Crab Louie, or, What Happens When Loggers Get Rich
There are two classic West Coast dishes famously (and perhaps falsely) invented in an overt attempt to demonstrate wealth. The first of these is the delicious Hangtown Fry, and of the two dishes has the more delightfully shifty and embarrassing history¹.

The other is the Crab Louie. I don’t care what Spokane and San Fransisco claim, Crab Louie reeks of a Seattle inception: proud, somewhat unwieldy and aspiring to greatness it doesn’t need to aspire to, a Crab Louie is essentially Pacific Northwest, relying on fresh crab to pull jazzhands in an otherwise unremarkable pile of ingredients.

But, like a lot of these dishes you imagine Rockefellers and Kennedys picking over while scheming the fate of the nation, they can be abysmal. New money can sometimes slip in canned crab meat or even gasp-worthy imitation crab. I got love for the imitation crab, but do not overestimate the Louis; without fresh, real crab, it’s just a mediocre salad.

Which is not to say that it can be thrown together without thought or skill. For example, it is a great mistake to assume that Thousand Island dressing is a reasonable substitute for Louie dressing — I assure you, despite what my mother says and despite the disapproving noise she’s making while reading this, Thousand Island is a different animal.

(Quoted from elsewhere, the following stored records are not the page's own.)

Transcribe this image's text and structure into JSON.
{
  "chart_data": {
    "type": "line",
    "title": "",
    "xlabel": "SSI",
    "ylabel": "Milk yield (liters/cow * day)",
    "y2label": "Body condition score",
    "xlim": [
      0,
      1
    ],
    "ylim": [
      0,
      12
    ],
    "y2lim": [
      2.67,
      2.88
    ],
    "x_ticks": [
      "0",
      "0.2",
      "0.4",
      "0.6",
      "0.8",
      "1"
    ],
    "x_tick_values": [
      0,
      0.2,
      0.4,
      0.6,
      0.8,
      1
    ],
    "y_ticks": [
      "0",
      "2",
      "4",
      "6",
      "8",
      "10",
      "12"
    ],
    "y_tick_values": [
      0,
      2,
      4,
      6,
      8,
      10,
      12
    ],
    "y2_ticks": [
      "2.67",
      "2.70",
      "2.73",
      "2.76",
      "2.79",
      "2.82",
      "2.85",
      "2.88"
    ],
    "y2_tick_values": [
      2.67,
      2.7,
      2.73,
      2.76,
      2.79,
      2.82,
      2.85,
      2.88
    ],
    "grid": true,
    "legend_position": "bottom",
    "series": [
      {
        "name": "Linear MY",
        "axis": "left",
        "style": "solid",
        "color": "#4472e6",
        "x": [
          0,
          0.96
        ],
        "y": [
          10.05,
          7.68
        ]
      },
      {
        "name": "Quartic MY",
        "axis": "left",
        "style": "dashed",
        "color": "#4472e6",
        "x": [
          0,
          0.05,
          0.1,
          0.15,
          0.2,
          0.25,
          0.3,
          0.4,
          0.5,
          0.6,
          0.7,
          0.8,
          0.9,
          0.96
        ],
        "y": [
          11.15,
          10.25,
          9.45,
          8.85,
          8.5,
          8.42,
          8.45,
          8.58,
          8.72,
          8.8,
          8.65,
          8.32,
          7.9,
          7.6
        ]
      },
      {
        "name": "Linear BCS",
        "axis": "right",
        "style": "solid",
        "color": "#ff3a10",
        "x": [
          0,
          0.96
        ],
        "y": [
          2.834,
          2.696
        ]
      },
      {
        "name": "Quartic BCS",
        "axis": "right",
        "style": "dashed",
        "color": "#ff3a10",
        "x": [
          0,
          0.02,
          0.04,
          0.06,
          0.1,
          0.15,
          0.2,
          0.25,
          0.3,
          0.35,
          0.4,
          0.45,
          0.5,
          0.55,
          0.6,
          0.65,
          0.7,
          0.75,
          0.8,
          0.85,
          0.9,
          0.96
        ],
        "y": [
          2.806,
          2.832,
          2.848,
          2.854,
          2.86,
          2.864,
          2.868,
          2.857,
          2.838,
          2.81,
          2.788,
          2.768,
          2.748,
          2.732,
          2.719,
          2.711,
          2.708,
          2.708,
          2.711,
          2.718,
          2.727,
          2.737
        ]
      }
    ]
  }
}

Both dressings are pink, yes, but Louie is the more mature of the two, packing both heat and acrid tang on top of a creamy, tomatoey base. Thousand Islands are typically sweet and chunky², which I’m sure holds charm for some. I’m trying to refrain from describing those people. To be polite.

Crab Louie
over the years, Shrimp Louie has gained popularity, I suspect because fresh shrimp is much more readily found in typical grocery stores than crab. I think this is a perfectly reasonable and fancy substitute, though in my family it is also acceptable to pad out the crab with some shrimp to keep costs down without skimping. the dressing recipe serves two but is easily doubled.
Louis Dressing:
1/4 cup mayonnaise
1/4 cup sour cream
1/4 cup ketchup
1 Tbsp. balsamic vinegar
1 Tbsp. strong horseradish
1/2 small garlic clove, finely grated
pinches of salt and pepper
2 Tbsp. milk, to thin (optional)
salad:
your lettuce of choice, though I wouldn’t stray from butter, iceberg or romaine
hard boiled egg
cucumber
tomato
fresh cooked crab meat
fresh cooked shrimp
lightly cooked asparagus spears
green onion
- Prepare the dressing a few hours or even the day before to give everything a chance to mellow out. Just stir it all together. If you used a hippie ketchup you might like to also add a pinch of sugar.
- The proportions of a Louie are up to you, but like other chopped salads, the focus is less on the lettuce than the seafood, egg and vegetables. The salad is stunning when presented as a platter to serve from, too, and a nice chance to be arty. It seems silly to tell you how much of each vegetable to put in since it doesn’t really matter and you’re probably going to change it to your taste anyway.
- Layer a small amount of chopped lettuce over the platter and then decorate with large, showy slices of cucumber, tomato and egg. Pile the seafood in the center and serve the dressing on the side. An alternative that I don’t personally care for is to barely overdress one portion of the salad — either just the lettuce, or just the vegetables, or just the seafood — and then serve all assembled. However you serve it, be as generous as possible. It might be an old-fashioned recipe, but done right it’s still mighty impressive.
¹ I have a certain beef with the Hangtown Fry story. First of all, were eggs really a luxury item in mining towns because they were “delicate”? Admittedly all I know of this era I learned from Deadwood, but it seems like those guys maybe knew how to keep a chicken or two. And bacon had to be shipped from the East Coast, really? No one at all on the West Coast made bacon? This story is starting to sound like an episode of Drunk History. The other claim is that a prisoner ordered an oyster omelet because they’d have to go walk 100 miles through rough, snowy, shark-infested mountains to get the oysters and thus delay his execution. But for reals, if the prisoner had asked for durian would they have had to trek to Indonesia for him? Did the jailers have to do whatever the prisoners asked? Nothing about these stories makes sense.
² Which is not a bad thing to be, if you are for example a girl. I could be more accurately described as bitter and lumpy, which isn’t as great.